Unless [itex]F_x[/itex] indicates the horizontal component of [itex]\mathbf{F}[/itex], which is given as [itex]y[/itex].

 

[happyparticle]

That's what I thought, but the answer should be 0 + 2, but I don't get that.

##(y,0)\cdot(x,0) \neq 0##

##(0,2x)\cdot(1,y) \neq 2##

 

[pasmith]

That's what I thought, but the answer should be 0 + 2, but I don't get that.

(y,0)⋅(x,0)!=0

(0,2x)⋅(1,y)!=2

The question is asking you to sett [itex]x = 0[/itex] in the integral with respect to [itex]x[/itex]: [tex]
\int_0^1 F_x(x,0)\,dx = \int_0^1 0\,dx.[/tex] Similarly, the question is asking you to set [itex]x = 1[/itex] in the integral with respect to [itex]y[/itex].

 

[happyparticle]

I'm still confuse. Why not y = 0 in the first integral?

In the second integral, I understand x = 1 so 2x = 2 * 1, but what about x? I'm not sure to understand what respect to means.

For me, ##F_y(1,y)## means ## x = 1## and ##y = y## so ## y = y ## and ## x = 2##

At this point, I'm so confuse I'm not even sure what I'm typing.
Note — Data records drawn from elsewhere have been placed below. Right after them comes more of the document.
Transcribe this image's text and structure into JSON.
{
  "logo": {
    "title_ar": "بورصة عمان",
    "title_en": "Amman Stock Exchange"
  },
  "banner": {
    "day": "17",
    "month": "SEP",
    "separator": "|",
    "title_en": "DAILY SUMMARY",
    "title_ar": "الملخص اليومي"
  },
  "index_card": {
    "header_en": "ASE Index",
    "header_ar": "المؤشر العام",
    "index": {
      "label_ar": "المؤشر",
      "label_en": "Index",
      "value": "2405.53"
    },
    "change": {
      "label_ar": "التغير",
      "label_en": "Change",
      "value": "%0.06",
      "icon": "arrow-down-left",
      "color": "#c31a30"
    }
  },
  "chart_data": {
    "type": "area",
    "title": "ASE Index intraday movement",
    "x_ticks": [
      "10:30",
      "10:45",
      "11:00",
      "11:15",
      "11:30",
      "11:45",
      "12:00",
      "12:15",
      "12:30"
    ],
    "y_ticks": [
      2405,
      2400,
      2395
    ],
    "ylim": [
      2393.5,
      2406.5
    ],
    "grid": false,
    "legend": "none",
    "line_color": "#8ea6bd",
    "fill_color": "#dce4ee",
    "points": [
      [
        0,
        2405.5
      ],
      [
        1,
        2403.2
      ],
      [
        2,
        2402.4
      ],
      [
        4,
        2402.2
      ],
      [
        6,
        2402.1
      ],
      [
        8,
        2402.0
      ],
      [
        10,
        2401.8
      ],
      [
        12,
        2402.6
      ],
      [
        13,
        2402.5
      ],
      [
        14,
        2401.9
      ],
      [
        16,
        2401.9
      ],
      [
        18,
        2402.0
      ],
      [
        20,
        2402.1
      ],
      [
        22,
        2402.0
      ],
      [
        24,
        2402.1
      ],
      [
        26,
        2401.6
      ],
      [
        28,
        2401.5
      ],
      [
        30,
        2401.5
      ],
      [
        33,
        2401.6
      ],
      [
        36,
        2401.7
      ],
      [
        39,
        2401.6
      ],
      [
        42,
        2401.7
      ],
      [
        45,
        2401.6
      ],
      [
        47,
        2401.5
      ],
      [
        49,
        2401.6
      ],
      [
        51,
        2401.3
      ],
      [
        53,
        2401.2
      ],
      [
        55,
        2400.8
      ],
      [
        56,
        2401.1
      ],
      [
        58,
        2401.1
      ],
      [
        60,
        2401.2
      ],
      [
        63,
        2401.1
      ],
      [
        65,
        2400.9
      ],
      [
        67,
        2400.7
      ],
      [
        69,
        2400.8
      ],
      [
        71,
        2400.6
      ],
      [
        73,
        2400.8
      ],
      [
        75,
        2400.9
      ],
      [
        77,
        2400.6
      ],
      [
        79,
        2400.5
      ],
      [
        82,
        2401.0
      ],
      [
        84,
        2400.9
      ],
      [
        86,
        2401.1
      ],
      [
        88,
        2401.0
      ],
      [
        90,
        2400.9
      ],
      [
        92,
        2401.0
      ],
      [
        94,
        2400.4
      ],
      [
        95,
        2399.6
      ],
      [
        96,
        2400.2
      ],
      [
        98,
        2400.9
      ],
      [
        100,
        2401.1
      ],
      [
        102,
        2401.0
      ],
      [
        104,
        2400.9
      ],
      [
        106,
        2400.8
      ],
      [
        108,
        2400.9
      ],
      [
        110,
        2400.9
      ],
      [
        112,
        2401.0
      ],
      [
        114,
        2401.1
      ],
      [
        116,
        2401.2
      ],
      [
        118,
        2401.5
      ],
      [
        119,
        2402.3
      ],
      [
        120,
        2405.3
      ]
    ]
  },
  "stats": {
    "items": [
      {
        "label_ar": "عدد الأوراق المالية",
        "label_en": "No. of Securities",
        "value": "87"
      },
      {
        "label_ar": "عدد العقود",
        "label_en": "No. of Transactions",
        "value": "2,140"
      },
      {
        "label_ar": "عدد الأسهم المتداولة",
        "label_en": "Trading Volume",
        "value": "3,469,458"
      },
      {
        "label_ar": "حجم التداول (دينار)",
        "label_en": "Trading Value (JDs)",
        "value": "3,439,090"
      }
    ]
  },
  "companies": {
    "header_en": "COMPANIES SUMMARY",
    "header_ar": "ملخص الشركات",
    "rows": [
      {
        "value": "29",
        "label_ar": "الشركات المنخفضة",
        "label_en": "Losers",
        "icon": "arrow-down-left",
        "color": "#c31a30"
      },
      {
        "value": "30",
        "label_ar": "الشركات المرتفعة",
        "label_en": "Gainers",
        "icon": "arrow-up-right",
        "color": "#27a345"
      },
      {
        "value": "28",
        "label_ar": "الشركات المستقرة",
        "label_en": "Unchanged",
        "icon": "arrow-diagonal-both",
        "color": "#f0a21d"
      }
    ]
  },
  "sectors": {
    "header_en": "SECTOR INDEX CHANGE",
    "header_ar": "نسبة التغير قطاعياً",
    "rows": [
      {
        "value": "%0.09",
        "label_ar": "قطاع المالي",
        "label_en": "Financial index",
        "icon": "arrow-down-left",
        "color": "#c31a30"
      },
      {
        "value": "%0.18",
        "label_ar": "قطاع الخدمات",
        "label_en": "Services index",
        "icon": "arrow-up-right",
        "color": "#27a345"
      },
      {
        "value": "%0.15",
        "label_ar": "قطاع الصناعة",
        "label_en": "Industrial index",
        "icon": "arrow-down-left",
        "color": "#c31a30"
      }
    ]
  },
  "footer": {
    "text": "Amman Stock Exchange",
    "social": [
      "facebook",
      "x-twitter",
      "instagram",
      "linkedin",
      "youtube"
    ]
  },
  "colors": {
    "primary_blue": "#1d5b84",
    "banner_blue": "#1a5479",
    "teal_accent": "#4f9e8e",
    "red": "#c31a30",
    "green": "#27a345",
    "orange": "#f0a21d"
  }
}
Basically, the first integral is on the x-axis and the second on the y axis. ##\int_0^1 F \cdot dr + \int_0^1 F \cdot dr## = ## \int_0^1 Fx \cdot (x,0) dx + \int_0^1 Fy \cdot (1,y) dy##

I thought ##Fx## = 1 so ##1(x,0) = x## and ##2x(1,y) = 2x + 2xy##

 

[haruspex]

Why not y = 0 in the first integral?

I think that's what @pasmith meant to write.